Tuesday, December 13, 2005

Google Doesn't Work

Google's search doesn't work. Not yet in my opinion. Not very well. It works in the sense that if you're interested in J. Christopher Westland, you can type that into Google and get links to my sites. But for anything where there isn't a right answer but only a best answer (as in most of life) search engines don’t get the job done. They complicate matters rather than simplify them.

Back when I was completing my PhD at Michigan, the World Wide Web had yet to be invented, and search by hypermedia was still largely discounted as a pipe dream of the incredibly impractical (and hopelessly dyslexic) Ted Nelson. Michigan did have some of the first computers capable of hypermedia search – the Xerox Dandelion.
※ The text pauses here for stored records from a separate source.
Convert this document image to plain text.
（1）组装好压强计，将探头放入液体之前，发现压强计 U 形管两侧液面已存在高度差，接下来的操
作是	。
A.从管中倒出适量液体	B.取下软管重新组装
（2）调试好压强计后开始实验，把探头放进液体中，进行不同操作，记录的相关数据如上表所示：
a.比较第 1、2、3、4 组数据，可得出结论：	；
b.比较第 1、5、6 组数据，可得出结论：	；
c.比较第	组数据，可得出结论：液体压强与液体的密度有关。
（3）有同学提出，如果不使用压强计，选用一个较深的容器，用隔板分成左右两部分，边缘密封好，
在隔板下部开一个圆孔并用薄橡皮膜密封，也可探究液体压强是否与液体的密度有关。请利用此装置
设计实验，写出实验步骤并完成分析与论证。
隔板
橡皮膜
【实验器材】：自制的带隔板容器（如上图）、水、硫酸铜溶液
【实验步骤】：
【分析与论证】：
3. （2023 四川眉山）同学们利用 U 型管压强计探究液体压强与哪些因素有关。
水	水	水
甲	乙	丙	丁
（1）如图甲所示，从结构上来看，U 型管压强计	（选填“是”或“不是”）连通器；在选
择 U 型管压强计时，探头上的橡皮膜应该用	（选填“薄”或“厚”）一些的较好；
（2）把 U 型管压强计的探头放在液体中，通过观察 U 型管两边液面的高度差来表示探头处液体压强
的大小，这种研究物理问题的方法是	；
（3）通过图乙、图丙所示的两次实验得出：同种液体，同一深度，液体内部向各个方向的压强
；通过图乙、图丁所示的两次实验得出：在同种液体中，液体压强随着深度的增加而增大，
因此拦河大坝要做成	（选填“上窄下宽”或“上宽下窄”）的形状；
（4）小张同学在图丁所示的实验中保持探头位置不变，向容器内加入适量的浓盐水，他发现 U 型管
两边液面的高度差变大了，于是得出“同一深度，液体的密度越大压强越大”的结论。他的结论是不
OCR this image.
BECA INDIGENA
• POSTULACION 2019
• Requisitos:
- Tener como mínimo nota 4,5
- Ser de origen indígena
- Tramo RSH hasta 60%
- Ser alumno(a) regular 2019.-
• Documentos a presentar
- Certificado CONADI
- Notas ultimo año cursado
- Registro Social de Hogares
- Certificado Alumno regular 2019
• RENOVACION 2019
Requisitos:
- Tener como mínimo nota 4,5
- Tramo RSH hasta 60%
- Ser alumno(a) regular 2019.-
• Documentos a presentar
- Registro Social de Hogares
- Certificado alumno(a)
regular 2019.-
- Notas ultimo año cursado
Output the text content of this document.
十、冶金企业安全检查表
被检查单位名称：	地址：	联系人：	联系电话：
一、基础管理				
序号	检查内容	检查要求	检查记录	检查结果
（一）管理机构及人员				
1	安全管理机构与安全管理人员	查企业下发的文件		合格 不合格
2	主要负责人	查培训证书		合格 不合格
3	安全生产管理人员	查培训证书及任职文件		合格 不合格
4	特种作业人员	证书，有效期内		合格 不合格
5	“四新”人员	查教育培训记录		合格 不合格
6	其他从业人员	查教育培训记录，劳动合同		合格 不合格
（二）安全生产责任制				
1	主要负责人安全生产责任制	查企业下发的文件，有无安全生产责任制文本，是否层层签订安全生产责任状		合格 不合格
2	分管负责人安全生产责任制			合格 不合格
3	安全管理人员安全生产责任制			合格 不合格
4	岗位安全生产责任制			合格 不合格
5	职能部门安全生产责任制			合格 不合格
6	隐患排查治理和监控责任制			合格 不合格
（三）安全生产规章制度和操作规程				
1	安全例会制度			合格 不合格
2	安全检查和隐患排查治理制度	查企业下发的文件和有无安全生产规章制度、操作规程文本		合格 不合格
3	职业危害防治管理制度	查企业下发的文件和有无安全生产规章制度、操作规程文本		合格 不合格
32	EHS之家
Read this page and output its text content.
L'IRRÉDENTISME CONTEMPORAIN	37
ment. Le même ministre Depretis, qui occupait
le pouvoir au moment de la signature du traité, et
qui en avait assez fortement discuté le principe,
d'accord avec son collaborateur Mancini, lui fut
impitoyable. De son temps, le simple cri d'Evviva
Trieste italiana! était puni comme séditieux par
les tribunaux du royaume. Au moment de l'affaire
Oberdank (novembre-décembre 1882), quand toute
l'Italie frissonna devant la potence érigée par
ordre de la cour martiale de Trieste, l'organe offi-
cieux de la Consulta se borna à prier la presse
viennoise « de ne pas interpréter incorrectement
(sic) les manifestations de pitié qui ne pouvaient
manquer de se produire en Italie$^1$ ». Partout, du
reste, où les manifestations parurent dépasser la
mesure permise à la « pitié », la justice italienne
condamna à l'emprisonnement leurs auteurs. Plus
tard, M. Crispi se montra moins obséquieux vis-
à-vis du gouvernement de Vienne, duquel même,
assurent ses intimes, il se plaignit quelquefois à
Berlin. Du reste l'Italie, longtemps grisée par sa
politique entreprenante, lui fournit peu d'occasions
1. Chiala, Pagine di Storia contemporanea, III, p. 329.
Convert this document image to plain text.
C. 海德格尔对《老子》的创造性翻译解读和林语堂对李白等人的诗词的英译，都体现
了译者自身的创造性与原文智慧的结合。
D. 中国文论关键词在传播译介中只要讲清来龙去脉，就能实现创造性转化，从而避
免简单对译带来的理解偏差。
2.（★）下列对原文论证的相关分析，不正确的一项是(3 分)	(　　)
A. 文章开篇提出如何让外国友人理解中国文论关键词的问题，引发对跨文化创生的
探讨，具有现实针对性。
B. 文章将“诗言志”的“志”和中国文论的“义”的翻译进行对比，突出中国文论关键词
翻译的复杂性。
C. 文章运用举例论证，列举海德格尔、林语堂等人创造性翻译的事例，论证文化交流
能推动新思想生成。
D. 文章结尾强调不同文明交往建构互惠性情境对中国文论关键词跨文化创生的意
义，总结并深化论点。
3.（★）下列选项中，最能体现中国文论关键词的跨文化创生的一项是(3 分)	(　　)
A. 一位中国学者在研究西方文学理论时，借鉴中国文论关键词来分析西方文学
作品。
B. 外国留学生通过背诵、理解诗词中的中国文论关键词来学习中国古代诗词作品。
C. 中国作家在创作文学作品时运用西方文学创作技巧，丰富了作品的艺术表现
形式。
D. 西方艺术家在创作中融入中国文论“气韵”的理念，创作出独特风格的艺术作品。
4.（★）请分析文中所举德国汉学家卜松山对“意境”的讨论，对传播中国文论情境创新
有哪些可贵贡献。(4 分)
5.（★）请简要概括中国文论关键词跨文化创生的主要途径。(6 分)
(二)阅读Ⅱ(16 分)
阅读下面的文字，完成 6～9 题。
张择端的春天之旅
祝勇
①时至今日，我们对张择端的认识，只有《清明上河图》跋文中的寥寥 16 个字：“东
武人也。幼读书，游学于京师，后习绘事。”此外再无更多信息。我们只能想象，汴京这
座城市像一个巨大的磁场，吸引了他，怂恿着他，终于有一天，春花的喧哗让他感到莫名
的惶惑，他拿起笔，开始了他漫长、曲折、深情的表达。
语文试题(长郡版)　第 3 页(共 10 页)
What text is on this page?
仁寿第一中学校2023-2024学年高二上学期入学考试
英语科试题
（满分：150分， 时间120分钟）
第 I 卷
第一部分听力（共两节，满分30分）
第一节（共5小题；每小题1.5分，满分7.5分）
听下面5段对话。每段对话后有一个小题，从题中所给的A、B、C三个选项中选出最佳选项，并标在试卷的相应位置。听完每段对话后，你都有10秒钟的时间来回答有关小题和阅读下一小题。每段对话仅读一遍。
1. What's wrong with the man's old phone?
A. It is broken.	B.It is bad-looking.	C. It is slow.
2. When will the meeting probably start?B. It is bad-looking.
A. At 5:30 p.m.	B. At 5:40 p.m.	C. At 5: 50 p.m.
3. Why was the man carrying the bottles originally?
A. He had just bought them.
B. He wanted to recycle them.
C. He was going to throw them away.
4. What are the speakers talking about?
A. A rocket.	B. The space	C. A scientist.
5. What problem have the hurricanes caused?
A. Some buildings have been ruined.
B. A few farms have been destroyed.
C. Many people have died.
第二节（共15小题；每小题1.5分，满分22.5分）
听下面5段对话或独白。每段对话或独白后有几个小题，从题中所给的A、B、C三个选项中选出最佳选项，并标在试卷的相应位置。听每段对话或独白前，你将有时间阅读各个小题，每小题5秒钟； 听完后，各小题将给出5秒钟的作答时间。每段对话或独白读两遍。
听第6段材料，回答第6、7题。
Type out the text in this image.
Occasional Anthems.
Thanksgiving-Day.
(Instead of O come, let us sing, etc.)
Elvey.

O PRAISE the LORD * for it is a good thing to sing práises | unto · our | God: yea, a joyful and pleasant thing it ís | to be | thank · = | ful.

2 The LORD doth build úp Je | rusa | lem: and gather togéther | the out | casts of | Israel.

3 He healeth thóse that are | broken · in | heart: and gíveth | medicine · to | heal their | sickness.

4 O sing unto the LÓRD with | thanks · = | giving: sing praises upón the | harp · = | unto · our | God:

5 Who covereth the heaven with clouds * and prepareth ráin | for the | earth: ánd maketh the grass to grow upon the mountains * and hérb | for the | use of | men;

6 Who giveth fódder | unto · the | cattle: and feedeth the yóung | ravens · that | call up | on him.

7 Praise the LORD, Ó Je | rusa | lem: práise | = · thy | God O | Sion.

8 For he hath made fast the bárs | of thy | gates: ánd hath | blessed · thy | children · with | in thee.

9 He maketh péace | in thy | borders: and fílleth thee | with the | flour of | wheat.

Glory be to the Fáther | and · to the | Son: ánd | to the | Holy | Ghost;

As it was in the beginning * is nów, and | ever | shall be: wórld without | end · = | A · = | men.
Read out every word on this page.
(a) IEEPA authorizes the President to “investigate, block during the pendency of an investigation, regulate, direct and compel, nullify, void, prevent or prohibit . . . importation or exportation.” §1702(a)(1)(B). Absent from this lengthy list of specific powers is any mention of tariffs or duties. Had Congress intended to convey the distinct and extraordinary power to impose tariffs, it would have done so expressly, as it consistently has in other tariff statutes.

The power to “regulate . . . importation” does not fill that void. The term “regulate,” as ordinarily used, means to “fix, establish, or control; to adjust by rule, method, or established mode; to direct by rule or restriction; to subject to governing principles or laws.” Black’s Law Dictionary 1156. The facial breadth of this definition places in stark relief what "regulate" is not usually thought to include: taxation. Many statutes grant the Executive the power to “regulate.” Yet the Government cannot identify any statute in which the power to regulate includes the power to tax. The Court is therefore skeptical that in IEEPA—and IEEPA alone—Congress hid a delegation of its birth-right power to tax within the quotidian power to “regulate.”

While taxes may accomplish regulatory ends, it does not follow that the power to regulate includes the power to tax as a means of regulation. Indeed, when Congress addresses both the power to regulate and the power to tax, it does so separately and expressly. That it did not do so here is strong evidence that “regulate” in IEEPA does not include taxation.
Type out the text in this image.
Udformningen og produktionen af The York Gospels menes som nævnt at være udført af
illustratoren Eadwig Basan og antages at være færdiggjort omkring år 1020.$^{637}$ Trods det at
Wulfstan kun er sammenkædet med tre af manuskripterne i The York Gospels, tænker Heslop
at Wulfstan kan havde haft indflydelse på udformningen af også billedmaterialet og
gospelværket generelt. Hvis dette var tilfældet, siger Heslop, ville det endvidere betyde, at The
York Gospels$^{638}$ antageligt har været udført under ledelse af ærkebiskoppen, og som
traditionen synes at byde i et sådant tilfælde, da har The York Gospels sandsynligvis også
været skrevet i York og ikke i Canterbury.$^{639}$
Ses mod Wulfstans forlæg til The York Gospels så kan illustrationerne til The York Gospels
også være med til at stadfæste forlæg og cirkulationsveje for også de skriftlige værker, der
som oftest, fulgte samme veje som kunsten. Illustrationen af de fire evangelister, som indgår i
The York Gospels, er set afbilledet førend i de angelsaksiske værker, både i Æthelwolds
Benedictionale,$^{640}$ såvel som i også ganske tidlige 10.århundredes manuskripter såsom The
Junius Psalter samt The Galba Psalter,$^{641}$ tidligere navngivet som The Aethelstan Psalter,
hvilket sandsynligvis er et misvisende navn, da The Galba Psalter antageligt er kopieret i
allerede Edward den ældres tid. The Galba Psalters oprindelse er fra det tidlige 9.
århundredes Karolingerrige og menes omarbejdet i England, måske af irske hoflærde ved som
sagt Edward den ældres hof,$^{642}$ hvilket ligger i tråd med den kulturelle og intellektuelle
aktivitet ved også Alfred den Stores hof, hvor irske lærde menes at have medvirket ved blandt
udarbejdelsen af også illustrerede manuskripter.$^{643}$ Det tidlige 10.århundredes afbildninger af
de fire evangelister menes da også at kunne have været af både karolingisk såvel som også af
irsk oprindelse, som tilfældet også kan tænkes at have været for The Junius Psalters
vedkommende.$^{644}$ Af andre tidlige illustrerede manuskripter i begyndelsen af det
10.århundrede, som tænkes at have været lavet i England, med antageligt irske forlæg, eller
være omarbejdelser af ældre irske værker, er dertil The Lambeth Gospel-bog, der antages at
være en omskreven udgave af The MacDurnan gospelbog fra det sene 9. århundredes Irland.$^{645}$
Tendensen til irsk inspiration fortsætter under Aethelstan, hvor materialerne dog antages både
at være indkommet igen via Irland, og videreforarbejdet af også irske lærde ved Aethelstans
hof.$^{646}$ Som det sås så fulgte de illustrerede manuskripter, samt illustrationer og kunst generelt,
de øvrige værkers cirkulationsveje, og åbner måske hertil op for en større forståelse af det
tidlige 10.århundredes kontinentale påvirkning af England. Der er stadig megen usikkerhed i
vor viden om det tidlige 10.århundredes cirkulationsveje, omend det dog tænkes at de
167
I played a bit with them, but since there wasn’t much information stored in the Notes databases that were on them, hypertext search just wasn’t interesting in practice. Fortunately my thesis chair, Manfred Kochen, had a personal project – the ‘World Brain’ he called it – that had intrigued him for most of his academic life. Kochen became interested in this when he was John von Neumann’s research assistant at Princeton’s Institute for Advanced Study in the 1950s, and later at IBM. Kochen had finished his dissertation under fuzzy sets inventor Lotfi Zadeh, and perceived search in terms of fuzzy associations with user profiles. He was surprisingly prescient, as most search engines now include a measured degree of serendipity. My own dissertation was on semantic networks applied to information retrieval, an approach which Tim Berners-Lee has suggested for future evolution of the Internet.

Why fiddle with success? I think that the Internet’s hypermedia search model doesn't work that well for a lot of people, particularly those who don't possess the patience of a true believer. Nor does it work on some types of focused or highly structured tasks. The problems start when we get too many responses that match up poorly to our questions and context. Some search engines, e.g., Chemistry from Match.com, or eHarmony, and other profiling tools for job hunting or dating, attempt to improve on the situation by extensive questioning and profiling. Certainly more information can reduce the number of responses – but it also decreases the likelihood of a serendipitous discovery.

The problem is Internet search’s counterpart to type I and type II error in statistics – what are called Precision and Recall of a search. Precision is the percent of returned records that answer the search query; Recall is percent of records returned out of all those records in the entire Internet that could answer the query. If you improve Precision, you lower the number of records retrieved, making it easier to read through and use them. But you also leave more records unretrieved – some of these might contain nuggets of information that you would really like to have retrieved.

Internet search frustrates us with erratic performance when we try to apply it to distinctly human problems. Social networking , matchmaking, job hunting, thought sharing ; all are liable today to get caught up in social cliques and terminate in meaningless cul-de-sacs because of the inhuman and even misanthropic mechanisms of Web linkage. Evolution of the Internet will have to give these uniquely human tasks first priority in search and context.

The problem grows as the Internet grows. Of course, if there were not so much information on the Internet to begin with, the problem wouldn’t really have been that interesting. It’s our Catch 22 for the 21st century.